North Carolina Superior Court Judge, Jesse Caldwell, dissolved the temporary restraining order prohibiting the North Carolina General Assembly (NCGA) from exercising “Advice and Consent” authority over Governor Roy Cooper’s cabinet appointments. Read the six-page order
This order turns on understanding how injunctions work under the North Carolina Rules of Civil Procedure. In order to warrant an injunction to maintain the status quo during litigation while the case proceeds on the merits, the party seeking the injunction must demonstrate to the court that it will suffer irreparable harm if the injunction is not issued.
In plain English, this means that Cooper had to prove that if the court did not stop the NCGA Advice and Consent process, he would be harmed in some way that the court cannot fix down the road in the litigation. Cooper argued that without the injunction, he would not be able to run the executive branch of the North Carolina government because he wouldn’t have agency heads.

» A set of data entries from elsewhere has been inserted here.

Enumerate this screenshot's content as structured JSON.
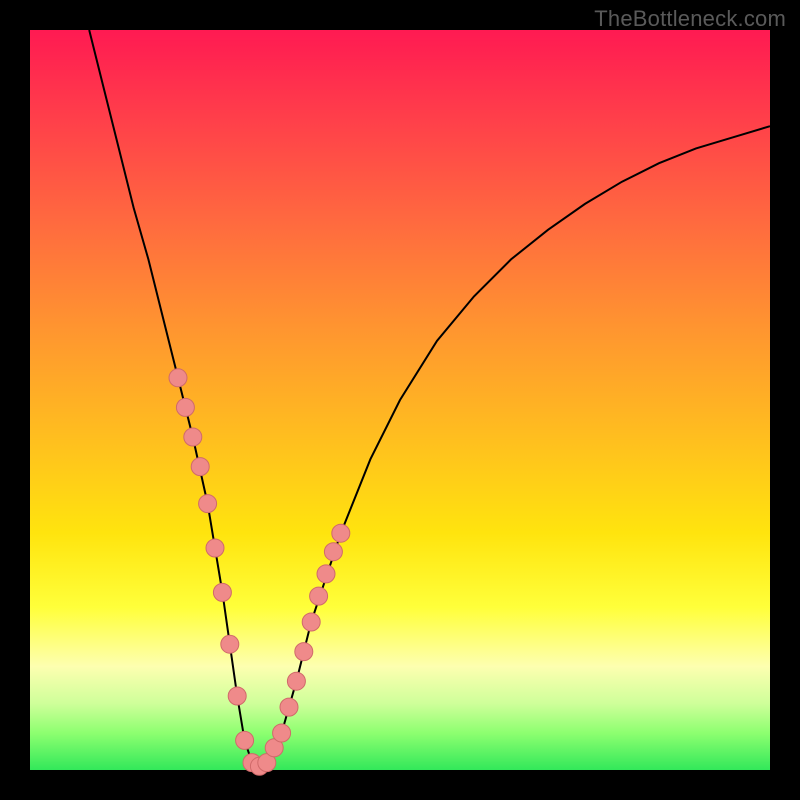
{
  "watermark": "TheBottleneck.com",
  "colors": {
    "frame": "#000000",
    "curve": "#000000",
    "dot_fill": "#ef8a8a",
    "dot_stroke": "#d06a6a"
  },
  "chart_data": {
    "type": "line",
    "title": "",
    "xlabel": "",
    "ylabel": "",
    "xlim": [
      0,
      100
    ],
    "ylim": [
      0,
      100
    ],
    "series": [
      {
        "name": "bottleneck-curve",
        "x": [
          8,
          10,
          12,
          14,
          16,
          18,
          20,
          22,
          24,
          26,
          27,
          28,
          29,
          30,
          31,
          32,
          34,
          36,
          38,
          42,
          46,
          50,
          55,
          60,
          65,
          70,
          75,
          80,
          85,
          90,
          95,
          100
        ],
        "y": [
          100,
          92,
          84,
          76,
          69,
          61,
          53,
          45,
          36,
          24,
          17,
          10,
          4,
          1,
          0.5,
          1,
          5,
          12,
          20,
          32,
          42,
          50,
          58,
          64,
          69,
          73,
          76.5,
          79.5,
          82,
          84,
          85.5,
          87
        ]
      }
    ],
    "scatter": {
      "name": "highlighted-points",
      "points": [
        {
          "x": 20.0,
          "y": 53
        },
        {
          "x": 21.0,
          "y": 49
        },
        {
          "x": 22.0,
          "y": 45
        },
        {
          "x": 23.0,
          "y": 41
        },
        {
          "x": 24.0,
          "y": 36
        },
        {
          "x": 25.0,
          "y": 30
        },
        {
          "x": 26.0,
          "y": 24
        },
        {
          "x": 27.0,
          "y": 17
        },
        {
          "x": 28.0,
          "y": 10
        },
        {
          "x": 29.0,
          "y": 4
        },
        {
          "x": 30.0,
          "y": 1
        },
        {
          "x": 31.0,
          "y": 0.5
        },
        {
          "x": 32.0,
          "y": 1
        },
        {
          "x": 33.0,
          "y": 3
        },
        {
          "x": 34.0,
          "y": 5
        },
        {
          "x": 35.0,
          "y": 8.5
        },
        {
          "x": 36.0,
          "y": 12
        },
        {
          "x": 37.0,
          "y": 16
        },
        {
          "x": 38.0,
          "y": 20
        },
        {
          "x": 39.0,
          "y": 23.5
        },
        {
          "x": 40.0,
          "y": 26.5
        },
        {
          "x": 41.0,
          "y": 29.5
        },
        {
          "x": 42.0,
          "y": 32
        }
      ]
    }
  }
}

The court, correctly in my opinion, held that because Cooper’s appointments are free to serve under existing North Carolina statutes during the interim period between their nomination and confirmation. This means unless and until the Senate rejects them formally, Cooper’s irreparable harm argument is premature. There is no harm, really, unless and until the Senate rejects once of Cooper’s appointments.
That said, the legal case regarding whether the NCGA’s action is an unconstitutional violation of separation of powers will continue in the courts. The court specifically declined to rule on whether Cooper is likely to succeed on the merits. Because Cooper did not meet the irreparable harm burden, it was not necessary to decide whether success is likely on the merits.